Of the 63 unique structures, 28 were determined by X-ray crystallography, 33 by Cryo-EM, 1 by LCP-SFX, and 1 by NMR (Figure 1). This is the first year where the number of unique membrane protein structures determined by Cryo-EM is greater than the structures determined by Cryo-EM. In 2015, Cryo-EM was the method used for 16% of the deposited unique membrane protein structures, while in 2016, Cryo-EM accounted for 21% of the structures. This trend is also seen when looking at all Cryo-EM structures (soluble and membrane protein) deposited in 2017, which accounted for 5% of all deposited structures (an increased of 36% compared to 2016)(9). This massive increase in the number of deposited structures determined by Cryo-EM is a testament to the utility of this method for protein structural biology.
 
We examined which detergents were used most frequently in the solubilization, purification, and structure determination of the unique membrane proteins deposited in 2017. As in previous years, DDM +/- CHS was used most frequently (52%) for the solubilization of membrane proteins (Figure 2). The other commonly used detergents for solubilization include LMNG +/- CHS (19%), and Digitonin (8%). Similar trends are observed for the detergents used in the purification (Figure 3), with the same detergents, DDM +/- CHS (46%), LMNG +/- CHS (17%), and Digitonin (14%) ranking in the top three.  Other detergents commonly used for purification include DM +/- CHS (5%), CYMAL-6 (3%), and LDAO (3%).
 
Lastly, we looked at which detergents were used for the structure determination step (Figure 4). In total, 19 different detergents were used for this step, with the top three once again being DDM +/- CHS (27%), Digitonin (14%), and LMNG +/- CHS (14%). The next two commonly used detergents include Amphipols (A8-35, PMAL-C8, and NAPol) (13%) and lipid nanodiscs (8%), which along with Digitonin, were only used in structures determined by Cryo-EM.
 
If you are interested in comparing trends in detergent usage from year to year, have a look at the analysis we did for structures published in 2015 and 2016. Find this data interesting?
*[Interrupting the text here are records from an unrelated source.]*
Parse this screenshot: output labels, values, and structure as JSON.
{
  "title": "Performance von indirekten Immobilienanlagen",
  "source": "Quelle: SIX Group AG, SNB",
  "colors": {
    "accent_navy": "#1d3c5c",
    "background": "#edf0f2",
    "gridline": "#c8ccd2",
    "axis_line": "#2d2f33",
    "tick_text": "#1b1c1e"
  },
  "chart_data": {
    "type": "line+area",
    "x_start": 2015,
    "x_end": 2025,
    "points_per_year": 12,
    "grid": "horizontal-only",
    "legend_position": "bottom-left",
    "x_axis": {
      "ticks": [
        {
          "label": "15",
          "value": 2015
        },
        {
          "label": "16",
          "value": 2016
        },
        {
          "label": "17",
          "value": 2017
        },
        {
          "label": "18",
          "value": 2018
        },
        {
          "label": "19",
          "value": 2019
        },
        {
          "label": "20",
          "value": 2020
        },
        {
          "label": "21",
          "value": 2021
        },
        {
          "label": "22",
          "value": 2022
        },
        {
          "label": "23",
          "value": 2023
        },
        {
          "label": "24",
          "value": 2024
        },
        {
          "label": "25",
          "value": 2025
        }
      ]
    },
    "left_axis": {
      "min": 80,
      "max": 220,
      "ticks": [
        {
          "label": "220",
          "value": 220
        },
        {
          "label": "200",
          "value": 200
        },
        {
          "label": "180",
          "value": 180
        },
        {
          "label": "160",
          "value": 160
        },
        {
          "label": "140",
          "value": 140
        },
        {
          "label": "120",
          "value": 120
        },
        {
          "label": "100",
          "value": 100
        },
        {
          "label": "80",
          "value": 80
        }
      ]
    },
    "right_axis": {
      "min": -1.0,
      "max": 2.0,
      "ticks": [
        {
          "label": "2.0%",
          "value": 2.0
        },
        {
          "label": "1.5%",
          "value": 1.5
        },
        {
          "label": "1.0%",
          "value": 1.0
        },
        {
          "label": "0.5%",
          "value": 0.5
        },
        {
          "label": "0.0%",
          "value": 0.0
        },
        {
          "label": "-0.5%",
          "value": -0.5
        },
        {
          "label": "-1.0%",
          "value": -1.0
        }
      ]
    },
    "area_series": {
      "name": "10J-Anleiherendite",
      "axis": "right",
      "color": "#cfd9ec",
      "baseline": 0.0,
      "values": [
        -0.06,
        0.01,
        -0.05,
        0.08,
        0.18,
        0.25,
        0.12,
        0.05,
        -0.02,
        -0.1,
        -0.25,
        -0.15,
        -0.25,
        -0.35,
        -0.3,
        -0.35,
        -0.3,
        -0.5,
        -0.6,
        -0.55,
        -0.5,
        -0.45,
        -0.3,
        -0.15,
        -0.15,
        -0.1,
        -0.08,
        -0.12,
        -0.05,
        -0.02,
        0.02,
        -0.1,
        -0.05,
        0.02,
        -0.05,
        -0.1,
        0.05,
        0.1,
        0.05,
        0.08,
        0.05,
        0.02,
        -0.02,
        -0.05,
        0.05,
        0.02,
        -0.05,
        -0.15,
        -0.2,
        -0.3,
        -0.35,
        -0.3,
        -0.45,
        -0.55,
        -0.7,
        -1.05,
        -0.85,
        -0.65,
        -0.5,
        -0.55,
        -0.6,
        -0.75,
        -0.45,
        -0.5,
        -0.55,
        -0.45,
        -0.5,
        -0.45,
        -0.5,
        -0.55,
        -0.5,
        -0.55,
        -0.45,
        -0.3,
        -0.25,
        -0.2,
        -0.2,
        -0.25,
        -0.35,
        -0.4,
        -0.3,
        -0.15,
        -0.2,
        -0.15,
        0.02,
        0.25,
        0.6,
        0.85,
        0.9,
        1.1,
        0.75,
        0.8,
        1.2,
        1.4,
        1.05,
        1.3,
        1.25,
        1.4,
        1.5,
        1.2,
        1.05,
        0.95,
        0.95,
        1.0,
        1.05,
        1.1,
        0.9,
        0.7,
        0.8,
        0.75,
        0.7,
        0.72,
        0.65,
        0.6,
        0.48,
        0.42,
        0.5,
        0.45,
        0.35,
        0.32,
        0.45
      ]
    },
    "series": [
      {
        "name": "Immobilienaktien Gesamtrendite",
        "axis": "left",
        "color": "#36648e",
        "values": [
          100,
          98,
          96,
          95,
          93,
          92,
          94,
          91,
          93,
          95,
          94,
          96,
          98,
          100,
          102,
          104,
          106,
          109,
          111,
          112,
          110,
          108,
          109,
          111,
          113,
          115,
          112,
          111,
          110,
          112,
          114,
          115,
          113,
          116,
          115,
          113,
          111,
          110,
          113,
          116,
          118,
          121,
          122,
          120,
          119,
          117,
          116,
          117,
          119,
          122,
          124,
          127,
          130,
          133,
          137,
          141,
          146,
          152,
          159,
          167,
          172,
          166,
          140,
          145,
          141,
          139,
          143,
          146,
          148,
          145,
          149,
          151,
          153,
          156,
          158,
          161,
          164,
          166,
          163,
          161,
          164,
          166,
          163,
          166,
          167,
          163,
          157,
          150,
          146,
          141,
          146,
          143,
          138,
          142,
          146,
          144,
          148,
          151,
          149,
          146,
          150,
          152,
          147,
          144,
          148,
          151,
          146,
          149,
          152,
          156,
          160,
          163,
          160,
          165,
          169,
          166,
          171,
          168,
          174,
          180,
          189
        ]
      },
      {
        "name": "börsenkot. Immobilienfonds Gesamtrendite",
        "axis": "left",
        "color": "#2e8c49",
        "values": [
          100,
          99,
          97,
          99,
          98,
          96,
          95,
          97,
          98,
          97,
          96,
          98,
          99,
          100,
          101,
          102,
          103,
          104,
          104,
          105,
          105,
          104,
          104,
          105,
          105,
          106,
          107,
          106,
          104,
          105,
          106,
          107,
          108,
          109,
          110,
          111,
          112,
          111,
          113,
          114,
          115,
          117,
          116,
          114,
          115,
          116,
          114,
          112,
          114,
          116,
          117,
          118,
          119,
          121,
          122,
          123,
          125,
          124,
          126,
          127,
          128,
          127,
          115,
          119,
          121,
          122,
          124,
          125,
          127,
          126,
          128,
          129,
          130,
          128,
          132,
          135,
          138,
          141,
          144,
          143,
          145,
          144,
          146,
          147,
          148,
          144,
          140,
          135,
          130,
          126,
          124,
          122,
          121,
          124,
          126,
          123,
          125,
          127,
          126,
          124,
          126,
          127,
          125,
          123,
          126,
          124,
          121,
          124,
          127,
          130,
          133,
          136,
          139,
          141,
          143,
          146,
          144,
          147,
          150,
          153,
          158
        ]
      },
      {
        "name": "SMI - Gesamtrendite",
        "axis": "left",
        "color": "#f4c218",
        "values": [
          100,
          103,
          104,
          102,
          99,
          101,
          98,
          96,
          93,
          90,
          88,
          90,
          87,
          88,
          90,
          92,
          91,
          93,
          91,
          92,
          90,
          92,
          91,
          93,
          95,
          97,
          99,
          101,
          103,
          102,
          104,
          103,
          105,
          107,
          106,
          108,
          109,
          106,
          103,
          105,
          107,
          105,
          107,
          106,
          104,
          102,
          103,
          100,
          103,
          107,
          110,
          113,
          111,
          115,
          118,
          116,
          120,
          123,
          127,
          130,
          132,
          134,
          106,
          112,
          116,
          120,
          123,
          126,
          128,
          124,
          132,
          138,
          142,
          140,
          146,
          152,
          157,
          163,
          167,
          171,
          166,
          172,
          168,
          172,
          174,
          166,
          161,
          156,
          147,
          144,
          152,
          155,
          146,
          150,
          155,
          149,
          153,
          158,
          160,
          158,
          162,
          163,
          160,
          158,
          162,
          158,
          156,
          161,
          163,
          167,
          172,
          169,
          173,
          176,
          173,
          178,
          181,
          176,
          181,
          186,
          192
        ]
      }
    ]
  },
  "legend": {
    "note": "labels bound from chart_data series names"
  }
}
We’re getting close to making all of the detergent usage data for all 735 (and counting!) unique membrane protein strucutres available on our website as a publically available database.  Stay tuned!
 

 

     


 

References:
  1. Johnson, Z. L. and Chen, J., (2017) Cell 168(6), 1075-1085.
  2. Qian, H., et al. (2017) Cell 169(7), 1228-1239.
  3. Park, E., et al. (2017) Nature 541(7638), 500-505.
  4. Hirschi, M., et al. (2017) Nature 550(7676), 411-414.
  5. Chen, Q., et al. (2017) Nature 550(7676), 415-418.
  6. Winkler, P. A., et al. (2017) Nature 552(7684), 200-204.
  7. Liang, Y. L., et al. (2017) Nature 546(7656), 118-123.